Glokta apoyó una mano en el codo de Ardee, se inclinó hacia ella y la obsequió con su sonrisa más retorcida, desdentada y grotesca.
—¿De verdad que nuestro Rey es más guapo que yo?
—¡Qué tontería, ni mucho menos! —hinchó el pecho, sacudió la cabeza y le miró con desdeñosa sorna—. ¡Y yo resplandezco mil veces más que la Joya de Talins!

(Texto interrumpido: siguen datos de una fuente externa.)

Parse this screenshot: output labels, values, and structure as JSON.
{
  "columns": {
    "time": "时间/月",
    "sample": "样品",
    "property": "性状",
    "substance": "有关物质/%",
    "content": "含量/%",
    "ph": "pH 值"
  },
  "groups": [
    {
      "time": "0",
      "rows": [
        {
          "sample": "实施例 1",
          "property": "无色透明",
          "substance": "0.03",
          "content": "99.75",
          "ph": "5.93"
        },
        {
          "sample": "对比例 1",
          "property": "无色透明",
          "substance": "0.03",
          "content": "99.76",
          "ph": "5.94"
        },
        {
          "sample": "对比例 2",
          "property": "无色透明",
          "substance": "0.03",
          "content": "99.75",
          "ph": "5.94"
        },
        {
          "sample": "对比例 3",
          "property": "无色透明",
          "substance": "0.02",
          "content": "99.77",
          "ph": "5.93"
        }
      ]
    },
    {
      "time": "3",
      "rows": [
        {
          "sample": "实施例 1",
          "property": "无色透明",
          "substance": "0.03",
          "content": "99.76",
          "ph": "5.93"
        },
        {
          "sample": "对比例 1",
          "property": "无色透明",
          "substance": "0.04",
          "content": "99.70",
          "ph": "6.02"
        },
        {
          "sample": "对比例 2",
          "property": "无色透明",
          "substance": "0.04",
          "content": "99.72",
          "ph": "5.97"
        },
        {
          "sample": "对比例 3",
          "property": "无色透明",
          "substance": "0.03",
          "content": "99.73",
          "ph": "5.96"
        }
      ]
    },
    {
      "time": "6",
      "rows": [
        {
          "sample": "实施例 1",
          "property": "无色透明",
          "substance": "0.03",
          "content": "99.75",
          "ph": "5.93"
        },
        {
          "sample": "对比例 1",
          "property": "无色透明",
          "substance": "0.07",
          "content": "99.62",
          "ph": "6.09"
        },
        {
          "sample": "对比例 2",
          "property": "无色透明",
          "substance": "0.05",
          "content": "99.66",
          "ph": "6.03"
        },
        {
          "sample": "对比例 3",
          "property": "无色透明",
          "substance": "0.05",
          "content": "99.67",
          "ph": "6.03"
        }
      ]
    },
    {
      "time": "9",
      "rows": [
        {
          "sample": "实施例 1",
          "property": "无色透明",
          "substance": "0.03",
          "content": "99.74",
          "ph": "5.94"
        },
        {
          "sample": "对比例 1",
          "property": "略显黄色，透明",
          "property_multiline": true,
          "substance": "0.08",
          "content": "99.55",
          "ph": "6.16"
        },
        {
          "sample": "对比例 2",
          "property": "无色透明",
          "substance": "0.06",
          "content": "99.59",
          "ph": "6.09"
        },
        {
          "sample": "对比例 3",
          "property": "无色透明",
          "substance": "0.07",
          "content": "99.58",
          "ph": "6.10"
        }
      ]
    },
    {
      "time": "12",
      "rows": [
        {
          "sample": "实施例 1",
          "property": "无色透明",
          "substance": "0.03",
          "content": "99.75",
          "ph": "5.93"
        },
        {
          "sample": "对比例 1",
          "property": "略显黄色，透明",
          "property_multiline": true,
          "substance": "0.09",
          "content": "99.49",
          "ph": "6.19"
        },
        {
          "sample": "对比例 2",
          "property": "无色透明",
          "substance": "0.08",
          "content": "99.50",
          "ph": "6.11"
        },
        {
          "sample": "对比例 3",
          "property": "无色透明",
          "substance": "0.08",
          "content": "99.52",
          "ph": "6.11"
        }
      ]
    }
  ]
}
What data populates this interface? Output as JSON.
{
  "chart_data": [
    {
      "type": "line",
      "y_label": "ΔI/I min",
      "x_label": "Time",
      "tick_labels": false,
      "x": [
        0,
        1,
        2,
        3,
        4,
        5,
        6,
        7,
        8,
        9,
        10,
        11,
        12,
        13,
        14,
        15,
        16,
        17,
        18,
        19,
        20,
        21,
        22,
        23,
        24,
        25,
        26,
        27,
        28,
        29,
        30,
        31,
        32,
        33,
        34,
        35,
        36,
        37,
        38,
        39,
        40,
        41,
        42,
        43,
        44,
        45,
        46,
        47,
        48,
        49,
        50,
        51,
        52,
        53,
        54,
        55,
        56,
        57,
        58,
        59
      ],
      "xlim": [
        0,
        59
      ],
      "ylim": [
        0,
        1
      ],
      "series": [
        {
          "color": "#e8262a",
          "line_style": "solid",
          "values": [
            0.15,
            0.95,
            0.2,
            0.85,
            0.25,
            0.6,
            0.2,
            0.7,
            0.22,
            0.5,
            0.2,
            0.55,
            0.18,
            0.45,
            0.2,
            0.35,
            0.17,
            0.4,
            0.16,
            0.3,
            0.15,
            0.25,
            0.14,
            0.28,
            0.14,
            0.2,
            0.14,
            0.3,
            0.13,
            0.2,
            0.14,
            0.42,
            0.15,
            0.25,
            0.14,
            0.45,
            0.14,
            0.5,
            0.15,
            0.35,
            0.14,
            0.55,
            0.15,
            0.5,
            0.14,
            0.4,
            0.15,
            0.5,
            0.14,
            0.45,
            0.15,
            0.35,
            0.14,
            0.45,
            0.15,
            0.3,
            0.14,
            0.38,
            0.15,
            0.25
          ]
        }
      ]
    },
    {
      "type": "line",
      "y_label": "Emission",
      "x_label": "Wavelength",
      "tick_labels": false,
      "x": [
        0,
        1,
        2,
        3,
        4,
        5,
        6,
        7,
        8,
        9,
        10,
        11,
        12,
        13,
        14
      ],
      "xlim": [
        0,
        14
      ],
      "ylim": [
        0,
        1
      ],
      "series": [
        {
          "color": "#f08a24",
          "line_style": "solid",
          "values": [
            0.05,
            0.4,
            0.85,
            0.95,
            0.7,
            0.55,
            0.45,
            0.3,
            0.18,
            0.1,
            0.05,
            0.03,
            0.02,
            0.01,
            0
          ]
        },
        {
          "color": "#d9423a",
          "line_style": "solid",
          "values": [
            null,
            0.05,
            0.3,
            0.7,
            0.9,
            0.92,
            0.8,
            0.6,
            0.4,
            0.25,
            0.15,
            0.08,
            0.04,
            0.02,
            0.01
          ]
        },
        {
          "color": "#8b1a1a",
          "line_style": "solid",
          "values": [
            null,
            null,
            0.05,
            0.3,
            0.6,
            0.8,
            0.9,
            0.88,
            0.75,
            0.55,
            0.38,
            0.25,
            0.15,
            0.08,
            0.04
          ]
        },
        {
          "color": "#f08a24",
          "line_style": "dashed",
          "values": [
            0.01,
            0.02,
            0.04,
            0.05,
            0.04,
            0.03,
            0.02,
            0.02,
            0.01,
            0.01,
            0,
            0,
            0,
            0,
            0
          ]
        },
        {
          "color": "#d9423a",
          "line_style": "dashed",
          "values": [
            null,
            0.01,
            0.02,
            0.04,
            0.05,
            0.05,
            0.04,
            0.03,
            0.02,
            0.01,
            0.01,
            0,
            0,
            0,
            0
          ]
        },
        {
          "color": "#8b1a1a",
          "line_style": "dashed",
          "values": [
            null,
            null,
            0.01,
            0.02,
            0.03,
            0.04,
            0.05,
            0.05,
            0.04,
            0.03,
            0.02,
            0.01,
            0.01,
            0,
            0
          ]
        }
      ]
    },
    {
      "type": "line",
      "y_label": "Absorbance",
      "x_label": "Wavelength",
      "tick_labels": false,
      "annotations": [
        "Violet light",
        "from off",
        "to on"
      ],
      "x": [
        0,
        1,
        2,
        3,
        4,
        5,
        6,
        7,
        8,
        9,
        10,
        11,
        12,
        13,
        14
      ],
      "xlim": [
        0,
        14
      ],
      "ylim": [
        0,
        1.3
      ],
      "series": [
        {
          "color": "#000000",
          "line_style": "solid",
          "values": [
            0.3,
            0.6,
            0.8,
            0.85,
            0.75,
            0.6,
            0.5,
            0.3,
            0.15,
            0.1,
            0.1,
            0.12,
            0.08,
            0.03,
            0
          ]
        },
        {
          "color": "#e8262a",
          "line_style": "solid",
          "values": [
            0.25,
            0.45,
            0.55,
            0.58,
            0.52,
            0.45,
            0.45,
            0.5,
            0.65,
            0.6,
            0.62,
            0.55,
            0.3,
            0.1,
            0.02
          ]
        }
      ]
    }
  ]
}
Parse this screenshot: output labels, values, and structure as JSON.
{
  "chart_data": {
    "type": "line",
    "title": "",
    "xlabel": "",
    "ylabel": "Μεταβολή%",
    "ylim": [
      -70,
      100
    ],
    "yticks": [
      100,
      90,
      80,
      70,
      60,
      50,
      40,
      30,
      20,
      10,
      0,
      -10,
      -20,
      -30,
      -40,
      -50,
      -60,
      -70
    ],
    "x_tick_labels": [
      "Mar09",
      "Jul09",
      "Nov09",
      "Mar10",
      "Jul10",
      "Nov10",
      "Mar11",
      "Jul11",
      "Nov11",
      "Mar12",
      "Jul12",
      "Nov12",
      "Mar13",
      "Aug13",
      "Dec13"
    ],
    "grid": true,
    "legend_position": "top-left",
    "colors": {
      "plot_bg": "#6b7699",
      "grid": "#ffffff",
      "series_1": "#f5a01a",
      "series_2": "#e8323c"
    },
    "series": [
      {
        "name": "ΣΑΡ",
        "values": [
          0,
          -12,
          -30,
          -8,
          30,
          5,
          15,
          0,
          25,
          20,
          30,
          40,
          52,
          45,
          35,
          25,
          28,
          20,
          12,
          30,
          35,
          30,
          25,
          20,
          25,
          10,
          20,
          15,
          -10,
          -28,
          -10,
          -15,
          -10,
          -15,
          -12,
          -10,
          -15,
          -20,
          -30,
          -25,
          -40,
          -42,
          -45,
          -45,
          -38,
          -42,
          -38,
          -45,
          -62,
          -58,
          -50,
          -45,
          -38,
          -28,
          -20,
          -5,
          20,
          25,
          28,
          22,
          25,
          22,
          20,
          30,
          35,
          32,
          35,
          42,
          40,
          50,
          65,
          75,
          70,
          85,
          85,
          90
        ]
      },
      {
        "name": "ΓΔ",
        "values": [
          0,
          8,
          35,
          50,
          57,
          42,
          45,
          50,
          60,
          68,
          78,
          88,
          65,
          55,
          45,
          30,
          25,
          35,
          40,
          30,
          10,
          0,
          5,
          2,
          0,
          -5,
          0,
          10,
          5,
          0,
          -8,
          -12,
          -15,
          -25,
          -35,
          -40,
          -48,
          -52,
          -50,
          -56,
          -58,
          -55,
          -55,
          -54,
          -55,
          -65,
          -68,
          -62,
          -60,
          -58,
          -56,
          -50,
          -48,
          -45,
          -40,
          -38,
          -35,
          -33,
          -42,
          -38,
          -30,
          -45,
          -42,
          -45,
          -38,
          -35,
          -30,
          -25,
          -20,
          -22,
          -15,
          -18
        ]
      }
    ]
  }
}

—Claro que sí, querida mía, claro que sí. ¡Comparados con nosotros son unos mendigos!
—¡Escoria!
—¡Tullidos!
Los dos rieron juntos mientras la pareja real cruzaba majestuosamente la Plaza, vigilados por una veintena de Caballeros de la Escolta. El Consejo Cerrado en pleno los seguía a respetuosa distancia, once augustos vejestorios, uno de ellos Bayaz, que iba ataviado con su arcana vestimenta y sonreía casi tanto como la esplendorosa pareja.
—A mí en realidad no me gustaba —dijo Ardee en voz baja—. De verdad.
Pues ya somos dos
.
—No se merece que llore por él. Es usted demasiado lista para conformarse con un zopenco como ése.
Ardee respiró hondo.
—Seguramente tiene razón. Pero estaba tan aburrida, tan sola, tan cansada...
Y seguro que tan borracha
. —Ardee se encogió de hombros con resignación—. Hacía que no me sintiera una carga. Hacía que me sintiera... deseada.
¿Y qué te hace pensar que eso me interesa?
—¿Deseada, dice? Eso es maravilloso. ¿Y ahora?
Ardee miró al suelo con tristeza y Glokta sintió un levísimo atisbo de culpa.
Pero la culpa sólo hace verdadero daño cuando no se tiene ninguna otra preocupación
.
—No creo que fuera verdadero amor —Glokta vio que los tendones del cuello de Ardee se movían al tragar—. Pero de alguna manera siempre pensé que sería yo quien le haría quedar como un tonto.
—Hummm.
Qué pocas veces conseguimos lo que esperamos
.
El cortejo real se fue perdiendo de vista poco a poco, seguido por los espléndidos cortesanos y las relucientes figuras de los escoltas. El eco de los aplausos extasiados se fue desplazando hacia la zona de palacio.
Hacia su esplendoroso futuro, y nosotros, secretos culpables, no hemos sido invitados
.
—Bueno, aquí estamos los que sobran —dijo Ardee.
—Los repulsivos residuos.
—Los tallos podridos.
—Yo que usted no me preocuparía demasiado —Glokta suspiró—. Sigue siendo usted una mujer joven, inteligente y pasablemente guapa.
—Gracias por tan colosal cumplido.
—Bueno, al menos conserva los dientes y las dos piernas. Eso ya supone una notable ventaja sobre algunos de nosotros. Pronto encontrará a algún otro idiota de alta cuna al que atrapar, y aquí no ha pasado nada.
Ardee se apartó de él con un encogimiento de hombros y Glokta adivinó que se estaba mordiendo los labios. Hizo una mueca de dolor y levantó una mano para ponérsela en un hombro.
La misma mano que cortó en rodajas los dedos de Sepp dan Teufel, que arrancó los pezones al Inquisidor Harker, que hizo pedazos a un emisario de los gurkos y quemó vivo a otro, que mandó a hombres inocentes a pudrirse en Angland y etcétera, etcétera, etcétera..
. Apartó la mano y la dejó caer.
Mejor llorar todas las lágrimas del mundo que ser tocada por esa mano. El consuelo se encuentra en otras fuentes y fluye hacia otros destinos
. Se quedó contemplando la plaza con el ceño fruncido y dejó a Ardee a solas con su tristeza.